What happened to Prince Harry, happened to many other elite teenagers in the past. My favourite black sheep of Hungarian history is king Louis II (1506-1526). He was famous for his taste for hunting, dancing, taking long hot bathes etc. Like most teenagers, sometimes he dared his friends to do very silly things. Istvánffy’s Chronicle, one of the most important sources of Hungarian history for centuries, mentions the young king daring Péter Kórogyi to eat dead dogs and living mice:
“Amongst the other youngsters in the king’s service who perished (lest we omit any of them) there was a certain Péter Kórogyi. It is uncertain whether he died flighting from the battle or fighting. He is memorable for his admirable and stupendous, and even more, iron-like nature and because of the power of his stomach to digest anything. On the request of the young King, Kórogyi used to eat and digest without any horror or shuddering living mice, cats’ cut-off tails and corpses of dogs thrown out on the streets lying in the dirt, which were putrefying and full of worms. The long lasting noble family of Kórogy died out with him. During the times of King Andrew, the first of this name, when Hungarians despised Christian religion, the Kórogyis reportedly committed the cruel and ungodly murder on Saint Gerard. The evidence of their sin was that whenever their descendants approached (willingly or otherwise) the sanctuary built in the memory of this saint on the hill in front of the city of Buda, they could hardly contain themselves. They would suffer from a sudden diarroheia and would sully themselves. The young king, oft causing trouble, wanted to test this legend on the above-mentioned Péter, not without laughter as well as astonishment of many.”
„Praeter alios e peculiari Regis famulitio juvenes, ut neque hoc praetermittamus, occubuit in fuga an in conflictu incertum, Petrus ille Corogius, admirabili et stupendo, planequae ferreo naturae, ac omnia conficientis stomachi robore memorabilis, qui poscente Rege juvene mures vivos, praecisasque felium caudas, et abjecta in plateis canum cadavera, terra sanie, et tabo vermibusque scatentia, absque horrore atque gulae contumelia manere, ac confiscere erat solitus. In eo vetusta nobilium Corogiorum progenies defecit, qui olim Andreae Regis, ejus nominis primi tempore, dum Pannonii religionem Christianam posthabuissent, Divo Gerardo, ut crudelem sic impiam necem intulisse memorabantur; ejusque rei argumento fuisse, posteros illorum in sacellum ejusdem divi memoriae in colle urbi Budensi opposito aedificatum, sponte aut secus ingressos, continere se nequaquam potuisse, quin soluta repente alvo faede contaminarentur; regemque juvenem non sine multorum risu simul et admiratione in hoc Petro ejus rei experimentum, facto saepius periculo, sumpsisse.”
Istvánffy Miklós, Historiarum liber Coloniae, 1685, p. 87.

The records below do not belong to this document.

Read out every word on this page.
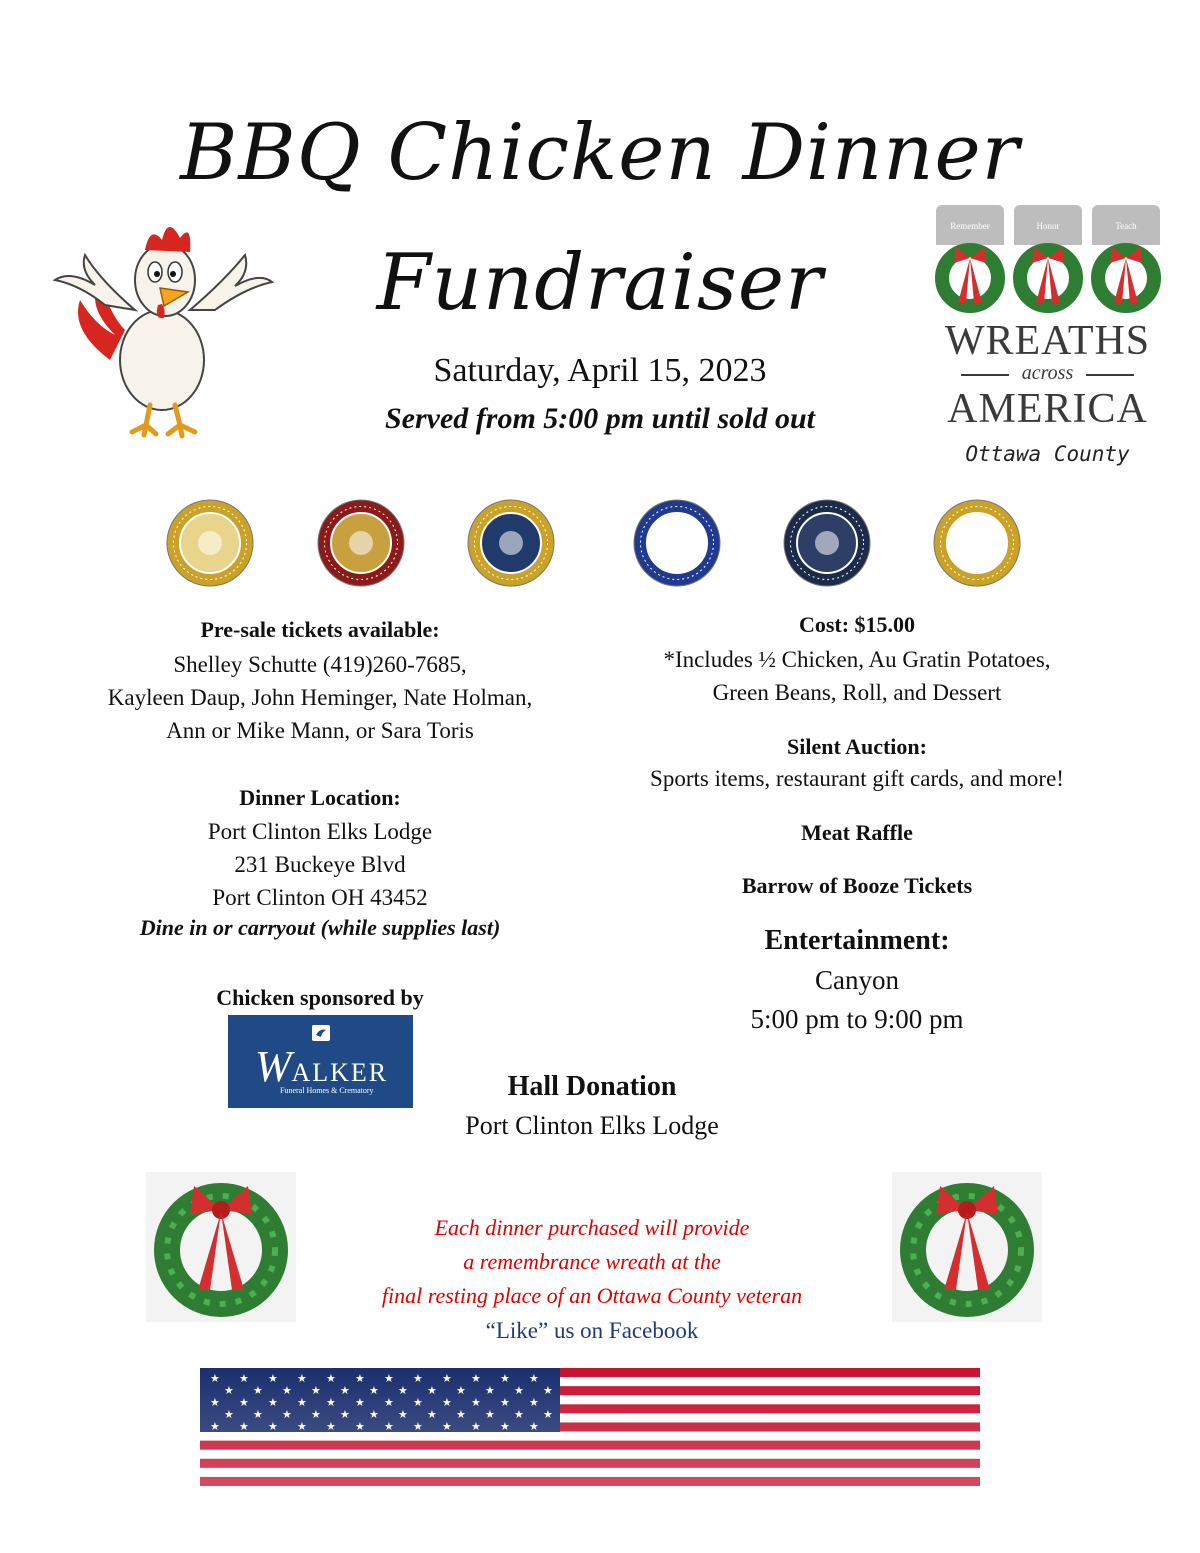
BBQ Chicken Dinner
Fundraiser
Saturday, April 15, 2023
Served from 5:00 pm until sold out
Remember	Honor	Teach
WREATHS
across
AMERICA
Ottawa County
Pre-sale tickets available:
Shelley Schutte (419)260-7685,
Kayleen Daup, John Heminger, Nate Holman,
Ann or Mike Mann, or Sara Toris
Dinner Location:
Port Clinton Elks Lodge
231 Buckeye Blvd
Port Clinton OH 43452
Dine in or carryout (while supplies last)
Chicken sponsored by
WALKER
Funeral Homes & Crematory
Cost: $15.00
*Includes ½ Chicken, Au Gratin Potatoes,
Green Beans, Roll, and Dessert
Silent Auction:
Sports items, restaurant gift cards, and more!
Meat Raffle
Barrow of Booze Tickets
Entertainment:
Canyon
5:00 pm to 9:00 pm
Hall Donation
Port Clinton Elks Lodge
Each dinner purchased will provide
a remembrance wreath at the
final resting place of an Ottawa County veteran
“Like” us on Facebook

Most probably this and all the other strange entertainments of Louis’ youth would have fallen into oblivion, if only he had survived the battle of Mohács and Hungary had remained integral and intact. But the opposite happened and consequently the history remembers Louis II as a self-indulgent puerile figure. To the perverted satisfaction of people, life took its toll for all the fortunes it previously granted to the king. All in all, he was indeed only a man, and all men must die.